The poor are in the same place in South Africa as they were under apartheid

Opinion: Mandela’s charisma was used to enforce the neoliberal economic consensus

Children playing football in Soweto. What has changed for them since the end of apartheid? Photograph: AFP/Getty Images

Children playing football in Soweto. What has changed for them since the end of apartheid? Photograph: AFP/Getty Images

Wed, Dec 11, 2013, 12:01

He extolled it in that speech at the Rivonia trial in 1964 and he reiterated in that mesmerising speech at Cape Town on the day of his release from prison on February 11th, 1990. We should have known, or suspected, then the limits of Nelson Mandela’s agenda. Repeating his own words from 1964, he said: “I fought against white domination and I have fought against black domination. I have cherished the ideal of a democratic and free society in which all persons live together in harmony and with equal opportunities. It is an ideal which I hope to live for and to achieve. But if needs be, it is an ideal for which I am prepared to die”.

The “equal opportunities” lingo is the giveaway. It sounds progressive but in essence it is a commitment to a deeply unequal status quo, for without surrounding equality there can be no equal opportunity.

Had we paid attention to Mandela’s earlier career, we might also have divined this was no anti-capitalist revolutionary. The African National Congress’s “Freedom Charter”, drafted by a member of the South African Communist Party, Rusty Bernstein, was, according to Mandela in 1956, “by no means a blueprint for a socialist state”. While the charter called for the nationalisation of the banks, gold mines and land, Mandela insisted this did not involve the abandonment of capitalism. “The breaking up of these monopolies will open fresh fields for the development of a prosperous non-European business class.” He wanted “black capitalism” and that was a major part of his legacy.


Consolidation
The macro-economic fundamentals of the post-apartheid era were firmly established, mainly through the World Bank, before Mandela became president in 1994. An interim constitution guaranteed property rights, an independent central bank and a pledge to pay the debts of the departing regime. A 1993 loan from the IMF was conditional on the new government implementing public sector wage cuts and other cuts. Mandela, in office, consolidated that programme.

An IMF-approved nominee, Chris Liebenberg, formerly head of the country’s fourth largest bank, Netbank, was appointed minister for finance. Chris Stals, the central bank governor, was asked to stay on. Instead of nationalising the banks and mines, the government enticed the world’s top corporations to invest in South Africa. Barclays became the country’s largest bank and WalMart took a majority stake in the largest retail group.

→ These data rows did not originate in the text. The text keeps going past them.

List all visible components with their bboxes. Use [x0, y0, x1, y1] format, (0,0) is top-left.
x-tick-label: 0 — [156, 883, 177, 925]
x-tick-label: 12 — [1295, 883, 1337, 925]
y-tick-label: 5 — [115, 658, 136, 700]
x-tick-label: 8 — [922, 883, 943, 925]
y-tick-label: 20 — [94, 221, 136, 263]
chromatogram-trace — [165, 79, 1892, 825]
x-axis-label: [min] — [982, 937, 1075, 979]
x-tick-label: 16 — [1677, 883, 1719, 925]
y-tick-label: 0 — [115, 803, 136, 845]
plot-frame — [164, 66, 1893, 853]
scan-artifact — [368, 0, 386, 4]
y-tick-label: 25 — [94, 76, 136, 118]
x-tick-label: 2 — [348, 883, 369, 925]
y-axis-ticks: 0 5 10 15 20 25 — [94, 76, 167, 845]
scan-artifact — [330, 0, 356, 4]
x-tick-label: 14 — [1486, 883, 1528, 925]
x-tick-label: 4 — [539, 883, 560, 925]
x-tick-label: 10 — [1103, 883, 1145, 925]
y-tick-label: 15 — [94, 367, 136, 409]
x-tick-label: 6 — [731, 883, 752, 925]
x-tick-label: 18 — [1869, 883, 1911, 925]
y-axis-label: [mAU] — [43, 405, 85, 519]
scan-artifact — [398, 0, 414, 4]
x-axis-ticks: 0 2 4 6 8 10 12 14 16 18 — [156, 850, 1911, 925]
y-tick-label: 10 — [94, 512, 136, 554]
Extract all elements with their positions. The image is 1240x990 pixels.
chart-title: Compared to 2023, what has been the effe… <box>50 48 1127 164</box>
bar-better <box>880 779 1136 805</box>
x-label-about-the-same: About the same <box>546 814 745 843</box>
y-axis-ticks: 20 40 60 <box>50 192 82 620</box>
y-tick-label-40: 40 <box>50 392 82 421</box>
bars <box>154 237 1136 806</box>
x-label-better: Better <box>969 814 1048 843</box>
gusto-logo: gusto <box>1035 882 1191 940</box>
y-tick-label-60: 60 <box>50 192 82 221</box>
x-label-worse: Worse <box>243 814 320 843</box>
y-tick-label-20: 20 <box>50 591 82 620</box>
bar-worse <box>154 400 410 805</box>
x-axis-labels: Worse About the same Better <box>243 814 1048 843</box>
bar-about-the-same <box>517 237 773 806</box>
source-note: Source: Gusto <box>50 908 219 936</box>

The charisma of Mandela was used to embed the economic mindset of what is known as the Washington Consensus: fiscal discipline, deregulation, free markets and trade liberalisation, privatisation, low taxes, secure property rights. The consequences have been as follows: unemployment is at 25 per cent or 40 per cent if those who have opted out of the jobs market are included; South Africa is one of the most unequal countries in the world with a Gini coefficient score of 0.63, compared with 0.59 in 1993, before Mandela became president (a rating of zero would represent perfect equality with everyone paid the same, while one would be where one person has all the income); using the national poverty line of $43 a month (in current prices), 47 per cent of South Africans are poor, in 1994 it was 45.6 per cent.


Defenceless
The nature of the regime that Mandela bequeathed to South Africa was captured by the savagery of the police response to striking miners at the Marikana mine on August 16th, 2012. The police shot down 34 defenceless protesters in an eerie re-enactment of one of the worst atrocities of the apartheid era, the Sharpeville massacre of 1964 when 64 protesters were slaughtered.

One of Mandela’s closest comrades in the ANC, Cyril Ramaphosa, was on the board of the company that owned the mine and he had discussed with the police in advance the appropriate response to the striking miners. Ramaphosa, who was Mandela’s preferred successor as president of the ANC and of South Africa, is now one of the wealthiest people in South Africa.

On coming to the presidency, Mandela made a Faustian compromise: in return for the ending of institutionalised apartheid, he agreed to the continuance of economic apartheid. The “freedom” he brought to the mass of the black population was a chimera. The lives of at least half of the 61 million South Africans are hardly any better than before the ending of apartheid.

It is not that the ending of apartheid was not welcome as was the departure of the white supremacist regime. But the language of “freedom” and “liberation” is often misleading, especially when used to deflect attention from on-going subjugation and injustice. The prolonged celebration of his life, in part, is a feature of that spin. Not much of the infernal “writing” since his death has acknowledged how he changed so little.